Here, the poet’s soul breaks, the text shortens, and the experience ends in the intensity of his heroic existential pain towards the experience of the romantics, where truth is fabricated and vision killed by an idea of futility. The poet thus frees himself from the past, the language, and the lost paradise toward a religious tone translated by the word “I testify.” We don’t know who the poet addresses, as in his subconscious there is always a reader demanding his testimony of freedom and life, in the first meaning that symbolized nothingness. Freedom and life explode suddenly because he will forget, and we recall the beginning once again: “You forget as if you were never.”
And we conclude by crystallizing the experience in this fragment: the poet, in his confrontation with the idea of nothingness and nihilism, suffers and cries in a spirituality stretched to death and extinction, fighting the apparition of nothingness, seeking salvation since the beginning of suffering. After wandering in his soul and in the confines of experiences, surrounding his soul in a tragic fate, he makes a movement (and forgive the expression) a crazy movement when he decides that freedom lies in forgetting, with life. He is free and alive and asks us to testify to that. And here emerges the idea of salvation coming from Christian tradition, a message of the victory of life over death and freedom over enslavement. We notice that it remains a random positivity, unjustified except by the force of the existential decline experienced by the poet.

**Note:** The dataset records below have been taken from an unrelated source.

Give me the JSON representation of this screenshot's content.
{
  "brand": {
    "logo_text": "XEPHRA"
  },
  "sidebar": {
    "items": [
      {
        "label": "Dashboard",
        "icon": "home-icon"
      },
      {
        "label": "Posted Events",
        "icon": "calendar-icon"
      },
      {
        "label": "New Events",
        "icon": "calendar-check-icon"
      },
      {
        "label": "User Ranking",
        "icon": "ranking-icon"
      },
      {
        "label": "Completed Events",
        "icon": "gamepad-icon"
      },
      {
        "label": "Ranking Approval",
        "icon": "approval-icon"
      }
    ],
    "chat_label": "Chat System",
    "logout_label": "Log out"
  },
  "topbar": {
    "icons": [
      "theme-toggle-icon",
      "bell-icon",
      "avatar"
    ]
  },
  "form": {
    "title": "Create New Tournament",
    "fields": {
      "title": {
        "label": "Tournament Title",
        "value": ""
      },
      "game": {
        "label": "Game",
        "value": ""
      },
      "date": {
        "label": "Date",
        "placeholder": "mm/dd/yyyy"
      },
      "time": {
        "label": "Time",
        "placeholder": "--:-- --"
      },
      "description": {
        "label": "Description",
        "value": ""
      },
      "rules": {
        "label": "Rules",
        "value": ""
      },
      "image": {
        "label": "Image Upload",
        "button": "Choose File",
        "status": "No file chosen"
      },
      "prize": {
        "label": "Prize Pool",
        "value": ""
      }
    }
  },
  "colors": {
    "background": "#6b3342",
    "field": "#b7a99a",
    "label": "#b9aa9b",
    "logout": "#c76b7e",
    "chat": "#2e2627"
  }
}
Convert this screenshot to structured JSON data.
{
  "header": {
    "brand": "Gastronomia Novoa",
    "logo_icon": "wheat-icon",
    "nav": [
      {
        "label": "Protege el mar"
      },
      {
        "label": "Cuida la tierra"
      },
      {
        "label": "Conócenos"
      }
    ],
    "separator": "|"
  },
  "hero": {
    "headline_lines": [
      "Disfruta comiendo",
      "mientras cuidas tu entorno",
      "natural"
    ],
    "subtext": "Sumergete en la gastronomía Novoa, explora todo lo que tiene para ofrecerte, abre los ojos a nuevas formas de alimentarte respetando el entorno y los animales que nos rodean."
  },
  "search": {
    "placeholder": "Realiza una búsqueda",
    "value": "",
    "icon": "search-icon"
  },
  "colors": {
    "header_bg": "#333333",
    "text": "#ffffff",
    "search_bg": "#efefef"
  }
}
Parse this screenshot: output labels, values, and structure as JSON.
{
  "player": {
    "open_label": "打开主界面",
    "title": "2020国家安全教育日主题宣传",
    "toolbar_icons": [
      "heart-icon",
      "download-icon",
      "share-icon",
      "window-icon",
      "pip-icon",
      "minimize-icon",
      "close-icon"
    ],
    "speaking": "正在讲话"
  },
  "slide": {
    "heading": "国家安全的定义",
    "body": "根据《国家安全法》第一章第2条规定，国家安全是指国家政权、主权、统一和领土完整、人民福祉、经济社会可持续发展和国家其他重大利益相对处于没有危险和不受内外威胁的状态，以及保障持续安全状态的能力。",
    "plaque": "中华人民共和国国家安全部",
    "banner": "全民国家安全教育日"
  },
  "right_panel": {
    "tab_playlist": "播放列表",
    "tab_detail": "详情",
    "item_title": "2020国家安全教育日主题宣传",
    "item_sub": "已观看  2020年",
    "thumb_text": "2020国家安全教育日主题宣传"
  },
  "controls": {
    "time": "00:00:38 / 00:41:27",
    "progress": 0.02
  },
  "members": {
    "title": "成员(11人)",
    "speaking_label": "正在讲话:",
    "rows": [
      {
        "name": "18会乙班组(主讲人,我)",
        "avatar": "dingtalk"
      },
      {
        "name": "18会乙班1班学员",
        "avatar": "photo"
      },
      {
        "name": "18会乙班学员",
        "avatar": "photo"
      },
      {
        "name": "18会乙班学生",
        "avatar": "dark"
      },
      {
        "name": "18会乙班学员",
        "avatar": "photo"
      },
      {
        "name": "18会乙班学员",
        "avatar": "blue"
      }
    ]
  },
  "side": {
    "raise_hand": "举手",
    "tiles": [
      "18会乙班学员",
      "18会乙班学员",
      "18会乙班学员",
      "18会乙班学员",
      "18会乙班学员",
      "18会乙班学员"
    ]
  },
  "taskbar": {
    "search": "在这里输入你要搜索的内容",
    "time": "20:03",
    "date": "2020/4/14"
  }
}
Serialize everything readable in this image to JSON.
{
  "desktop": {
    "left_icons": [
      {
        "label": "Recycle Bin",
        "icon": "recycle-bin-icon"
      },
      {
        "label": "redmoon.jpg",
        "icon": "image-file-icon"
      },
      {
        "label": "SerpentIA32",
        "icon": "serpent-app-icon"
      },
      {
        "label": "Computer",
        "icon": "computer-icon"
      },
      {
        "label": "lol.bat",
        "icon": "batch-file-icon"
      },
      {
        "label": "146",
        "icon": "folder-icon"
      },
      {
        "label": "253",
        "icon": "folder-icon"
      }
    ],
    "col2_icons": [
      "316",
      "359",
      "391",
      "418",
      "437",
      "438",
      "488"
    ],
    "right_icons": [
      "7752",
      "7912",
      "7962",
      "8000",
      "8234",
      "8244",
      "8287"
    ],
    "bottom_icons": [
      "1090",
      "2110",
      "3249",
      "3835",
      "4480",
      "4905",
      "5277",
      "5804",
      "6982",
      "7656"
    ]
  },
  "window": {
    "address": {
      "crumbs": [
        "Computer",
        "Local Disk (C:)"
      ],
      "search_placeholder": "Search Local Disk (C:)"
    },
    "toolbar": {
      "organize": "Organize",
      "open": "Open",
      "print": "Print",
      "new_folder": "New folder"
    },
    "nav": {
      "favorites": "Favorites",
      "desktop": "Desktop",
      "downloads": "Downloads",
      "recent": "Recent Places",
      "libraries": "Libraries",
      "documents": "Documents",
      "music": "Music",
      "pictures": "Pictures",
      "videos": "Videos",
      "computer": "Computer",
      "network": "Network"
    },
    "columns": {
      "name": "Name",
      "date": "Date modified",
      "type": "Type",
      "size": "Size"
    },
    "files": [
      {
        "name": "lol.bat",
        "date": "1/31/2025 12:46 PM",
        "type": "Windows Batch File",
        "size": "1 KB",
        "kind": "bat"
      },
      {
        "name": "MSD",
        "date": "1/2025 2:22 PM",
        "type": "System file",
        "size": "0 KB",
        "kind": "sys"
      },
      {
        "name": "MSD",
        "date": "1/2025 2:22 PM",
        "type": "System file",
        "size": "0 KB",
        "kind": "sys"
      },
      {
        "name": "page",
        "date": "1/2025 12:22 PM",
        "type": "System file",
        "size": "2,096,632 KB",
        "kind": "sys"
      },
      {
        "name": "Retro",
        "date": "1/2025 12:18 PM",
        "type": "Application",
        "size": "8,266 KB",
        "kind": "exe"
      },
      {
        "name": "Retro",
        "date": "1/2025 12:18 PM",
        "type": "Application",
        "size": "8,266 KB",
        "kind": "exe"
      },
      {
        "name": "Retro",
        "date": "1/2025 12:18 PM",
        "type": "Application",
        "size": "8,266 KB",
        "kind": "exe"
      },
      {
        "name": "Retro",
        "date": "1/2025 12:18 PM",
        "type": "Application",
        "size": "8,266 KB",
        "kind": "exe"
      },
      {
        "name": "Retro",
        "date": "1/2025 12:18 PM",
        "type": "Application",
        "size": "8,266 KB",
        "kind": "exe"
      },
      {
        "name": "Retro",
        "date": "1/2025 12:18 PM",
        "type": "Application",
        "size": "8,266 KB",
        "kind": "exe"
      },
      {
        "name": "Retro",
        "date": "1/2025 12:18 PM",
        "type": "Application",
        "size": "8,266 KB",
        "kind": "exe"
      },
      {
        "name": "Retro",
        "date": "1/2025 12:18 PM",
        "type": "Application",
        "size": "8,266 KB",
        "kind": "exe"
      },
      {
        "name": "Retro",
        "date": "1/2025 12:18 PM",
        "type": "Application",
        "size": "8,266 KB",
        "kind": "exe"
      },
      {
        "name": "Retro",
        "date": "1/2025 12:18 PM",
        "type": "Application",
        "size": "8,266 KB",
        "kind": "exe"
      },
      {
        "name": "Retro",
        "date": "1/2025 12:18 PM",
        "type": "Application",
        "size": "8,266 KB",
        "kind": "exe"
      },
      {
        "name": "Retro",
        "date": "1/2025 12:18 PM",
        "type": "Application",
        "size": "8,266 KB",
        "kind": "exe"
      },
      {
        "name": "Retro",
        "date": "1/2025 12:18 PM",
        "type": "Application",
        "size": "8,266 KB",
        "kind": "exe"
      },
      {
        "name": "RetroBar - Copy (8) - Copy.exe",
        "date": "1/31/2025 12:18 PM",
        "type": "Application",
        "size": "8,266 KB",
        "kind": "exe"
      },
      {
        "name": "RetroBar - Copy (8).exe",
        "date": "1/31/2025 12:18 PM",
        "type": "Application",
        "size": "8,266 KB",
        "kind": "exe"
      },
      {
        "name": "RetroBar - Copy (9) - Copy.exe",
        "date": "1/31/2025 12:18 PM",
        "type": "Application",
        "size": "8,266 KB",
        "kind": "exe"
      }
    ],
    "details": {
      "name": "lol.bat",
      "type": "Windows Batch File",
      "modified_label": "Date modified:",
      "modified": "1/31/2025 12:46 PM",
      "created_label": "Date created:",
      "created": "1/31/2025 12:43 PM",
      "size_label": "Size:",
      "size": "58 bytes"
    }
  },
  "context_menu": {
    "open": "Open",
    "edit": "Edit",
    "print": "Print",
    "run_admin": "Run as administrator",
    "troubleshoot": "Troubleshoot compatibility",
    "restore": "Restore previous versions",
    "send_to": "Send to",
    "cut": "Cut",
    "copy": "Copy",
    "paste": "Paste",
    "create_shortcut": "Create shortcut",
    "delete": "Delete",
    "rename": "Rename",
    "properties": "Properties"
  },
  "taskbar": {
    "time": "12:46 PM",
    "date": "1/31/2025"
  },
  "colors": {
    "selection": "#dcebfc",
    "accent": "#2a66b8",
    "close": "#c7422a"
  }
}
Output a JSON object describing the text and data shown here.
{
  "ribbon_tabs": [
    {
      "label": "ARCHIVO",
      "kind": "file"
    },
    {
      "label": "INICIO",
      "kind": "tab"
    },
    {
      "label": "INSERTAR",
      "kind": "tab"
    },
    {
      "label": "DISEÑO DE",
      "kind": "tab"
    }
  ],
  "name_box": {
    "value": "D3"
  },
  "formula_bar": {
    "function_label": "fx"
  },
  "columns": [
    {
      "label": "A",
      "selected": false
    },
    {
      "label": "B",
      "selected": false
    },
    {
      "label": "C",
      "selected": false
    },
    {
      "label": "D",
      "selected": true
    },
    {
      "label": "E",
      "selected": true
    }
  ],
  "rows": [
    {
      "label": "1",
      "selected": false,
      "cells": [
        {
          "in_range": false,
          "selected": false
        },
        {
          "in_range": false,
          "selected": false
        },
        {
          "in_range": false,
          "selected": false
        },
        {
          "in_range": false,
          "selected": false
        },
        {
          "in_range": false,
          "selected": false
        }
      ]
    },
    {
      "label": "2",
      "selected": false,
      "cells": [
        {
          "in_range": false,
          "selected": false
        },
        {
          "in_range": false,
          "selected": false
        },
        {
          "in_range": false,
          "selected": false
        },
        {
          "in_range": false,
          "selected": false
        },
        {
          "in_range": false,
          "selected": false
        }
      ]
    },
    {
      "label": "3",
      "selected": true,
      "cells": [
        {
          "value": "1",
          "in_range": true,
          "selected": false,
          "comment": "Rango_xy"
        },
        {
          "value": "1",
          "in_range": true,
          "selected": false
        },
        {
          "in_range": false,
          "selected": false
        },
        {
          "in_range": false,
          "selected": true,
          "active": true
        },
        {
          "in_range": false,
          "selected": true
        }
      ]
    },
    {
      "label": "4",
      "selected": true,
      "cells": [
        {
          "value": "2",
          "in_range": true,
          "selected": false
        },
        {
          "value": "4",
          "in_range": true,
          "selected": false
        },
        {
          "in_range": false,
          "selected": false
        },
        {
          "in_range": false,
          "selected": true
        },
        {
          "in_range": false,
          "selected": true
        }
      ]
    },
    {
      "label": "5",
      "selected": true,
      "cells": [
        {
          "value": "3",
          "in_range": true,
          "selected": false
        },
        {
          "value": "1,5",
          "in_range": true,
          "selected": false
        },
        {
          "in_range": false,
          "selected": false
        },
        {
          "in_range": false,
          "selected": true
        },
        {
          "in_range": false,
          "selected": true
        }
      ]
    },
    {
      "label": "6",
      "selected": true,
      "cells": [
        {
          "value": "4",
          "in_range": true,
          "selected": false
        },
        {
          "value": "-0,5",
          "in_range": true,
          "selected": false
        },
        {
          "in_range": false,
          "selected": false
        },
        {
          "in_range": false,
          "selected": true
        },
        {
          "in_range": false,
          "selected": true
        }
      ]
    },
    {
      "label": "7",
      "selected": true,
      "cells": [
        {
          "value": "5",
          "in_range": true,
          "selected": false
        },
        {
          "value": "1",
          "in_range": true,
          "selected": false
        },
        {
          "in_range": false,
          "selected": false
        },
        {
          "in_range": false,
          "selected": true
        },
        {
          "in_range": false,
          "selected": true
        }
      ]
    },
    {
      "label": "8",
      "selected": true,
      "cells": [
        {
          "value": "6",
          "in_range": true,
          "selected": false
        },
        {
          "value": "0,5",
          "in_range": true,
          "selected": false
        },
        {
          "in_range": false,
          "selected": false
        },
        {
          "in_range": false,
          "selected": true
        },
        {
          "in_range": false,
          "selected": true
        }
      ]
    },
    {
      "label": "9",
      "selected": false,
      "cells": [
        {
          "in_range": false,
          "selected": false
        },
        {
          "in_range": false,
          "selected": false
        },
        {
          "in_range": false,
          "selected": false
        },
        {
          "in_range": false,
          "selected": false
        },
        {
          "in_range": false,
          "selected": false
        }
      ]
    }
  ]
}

Finally, we arrive at a Freudian sense of poetry and art in general, as psychological salvation from an inevitable confrontation, similar to the idea of catharsis in ancient Greek philosophy.
My words here are not a literary study, but rather a reading of a deep journey despite its condensation and transformation into a life-saving rope. We cannot criticize the Arab poet by attributing to him the same responsibility as the experience of T.S. Eliot or Baudelaire. All modern poets have not been liberated from the narrowness of poetic breath, except for the experience of Abdel Wahab Al-Bayati, who attempted to extend and follow the deep poetic text, sacrificing the musicality that our poet Mahmoud Darwich clings to, who stands out in Arab poetry for his Western existential flavor draped in an Arab cloak of rhythm and musicality.